AKCİĞERE GAZ VERİLİYOR Çocuklarda bu ilaçların dozu değişiyor. Onlarda daha özellikli uyutuluş şekli var. Çocuklar iğneden korktuğu için onlara önceden şurup içinde sakinleştirici ilaçlar veriyoruz. Hafif uykuya meyilli hale geliyorlar. Ameliyathanede de 'maskeyle balon şişireceğiz' diyoruz, masallar anlatıyoruz ve uyutuyoruz. Zaten maskenin dayandığını bile hatırlamıyorlar. Uyutup damar yolunu açtıktan sonra ilacını veriyoruz. Ardından 'entübasyon' dediğimiz bir işlem yapıyoruz. Entübasyon, tüpün soluk borusuna yerleştirilmesidir. Bu tüp ile akciğerin içine gazları veriyoruz. Bu gaz akciğerden beyne giderek uyutuyor. Ama çocuğun ısısı çok önemli bir faktör. Isısını, soluk alıp verişini iyi ayarlamak gerekir. Ağrısını kesmek çok önemli.

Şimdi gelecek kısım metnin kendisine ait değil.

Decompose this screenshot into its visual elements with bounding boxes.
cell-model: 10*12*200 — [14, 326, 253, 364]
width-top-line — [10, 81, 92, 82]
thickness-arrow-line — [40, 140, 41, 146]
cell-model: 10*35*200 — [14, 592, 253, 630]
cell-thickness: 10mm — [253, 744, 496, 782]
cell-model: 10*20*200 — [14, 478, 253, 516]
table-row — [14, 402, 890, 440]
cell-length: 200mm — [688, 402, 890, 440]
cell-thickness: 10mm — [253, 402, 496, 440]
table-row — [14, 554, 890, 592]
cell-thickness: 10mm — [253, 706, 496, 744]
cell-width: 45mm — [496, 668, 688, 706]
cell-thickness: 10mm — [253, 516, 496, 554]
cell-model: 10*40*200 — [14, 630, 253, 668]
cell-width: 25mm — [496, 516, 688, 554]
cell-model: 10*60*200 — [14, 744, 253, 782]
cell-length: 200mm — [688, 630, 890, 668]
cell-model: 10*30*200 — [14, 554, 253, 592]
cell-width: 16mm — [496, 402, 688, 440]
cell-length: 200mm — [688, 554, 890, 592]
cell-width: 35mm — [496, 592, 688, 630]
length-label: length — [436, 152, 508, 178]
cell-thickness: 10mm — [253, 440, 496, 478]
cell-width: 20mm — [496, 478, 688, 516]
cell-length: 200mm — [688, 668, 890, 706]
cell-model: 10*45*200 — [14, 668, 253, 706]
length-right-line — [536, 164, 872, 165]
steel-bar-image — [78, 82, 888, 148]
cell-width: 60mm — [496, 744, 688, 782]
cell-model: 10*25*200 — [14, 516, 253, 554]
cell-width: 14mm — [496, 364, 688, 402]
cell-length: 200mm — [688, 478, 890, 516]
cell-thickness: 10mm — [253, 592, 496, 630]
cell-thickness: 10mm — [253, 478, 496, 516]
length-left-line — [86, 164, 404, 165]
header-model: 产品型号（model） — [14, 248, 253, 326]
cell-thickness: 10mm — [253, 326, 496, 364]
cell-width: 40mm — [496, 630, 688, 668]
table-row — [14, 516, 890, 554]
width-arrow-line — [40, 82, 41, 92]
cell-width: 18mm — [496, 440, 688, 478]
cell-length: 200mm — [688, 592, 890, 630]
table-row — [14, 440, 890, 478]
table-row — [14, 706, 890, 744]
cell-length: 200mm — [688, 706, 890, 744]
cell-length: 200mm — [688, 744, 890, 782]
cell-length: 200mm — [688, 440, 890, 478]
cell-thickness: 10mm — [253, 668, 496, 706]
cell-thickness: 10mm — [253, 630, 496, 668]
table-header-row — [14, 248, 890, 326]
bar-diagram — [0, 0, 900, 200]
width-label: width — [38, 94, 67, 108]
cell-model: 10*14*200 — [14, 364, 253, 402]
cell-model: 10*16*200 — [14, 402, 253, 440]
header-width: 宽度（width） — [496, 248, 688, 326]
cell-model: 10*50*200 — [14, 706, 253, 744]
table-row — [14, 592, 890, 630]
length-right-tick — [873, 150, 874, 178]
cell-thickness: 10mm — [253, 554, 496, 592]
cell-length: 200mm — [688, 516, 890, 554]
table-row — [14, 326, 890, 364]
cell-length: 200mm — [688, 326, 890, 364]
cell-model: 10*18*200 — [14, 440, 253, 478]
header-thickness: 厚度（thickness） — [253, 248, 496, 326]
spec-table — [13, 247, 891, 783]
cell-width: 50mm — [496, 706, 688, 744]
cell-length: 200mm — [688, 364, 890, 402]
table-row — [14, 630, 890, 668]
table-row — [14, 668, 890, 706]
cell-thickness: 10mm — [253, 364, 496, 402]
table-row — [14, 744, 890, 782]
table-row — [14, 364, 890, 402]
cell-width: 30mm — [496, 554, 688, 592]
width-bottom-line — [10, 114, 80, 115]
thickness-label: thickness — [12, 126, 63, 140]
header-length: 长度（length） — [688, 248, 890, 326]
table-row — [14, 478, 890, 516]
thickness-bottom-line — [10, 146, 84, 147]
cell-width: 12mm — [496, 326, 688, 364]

GÖGÜS KASLARI FELÇ OLUYOR! Entübasyonu tüm hastalara uyguluyoruz. Operasyonun bitmesine yakın gaz verme işlemi kesiliyor. Onu da yavaş yavaş kesiyoruz. Öyle ilaçlar veriyoruz ki, hastanın soluk alıp verme kasları felç oluyor. Zaten o komut da gelmiyor, uyuyorsunuz çünkü. Soluk alıp verme işinin geri gelmesini bekliyoruz. Daha sonra bilinci de yavaş yavaş açılıyor. Ameliyattan çıkan hastanın yakınlarına hep 'Bırakın uyusun' derim. Hastanın vücudu da zaten 'ben uyuyayım, dinleneyim' istiyor.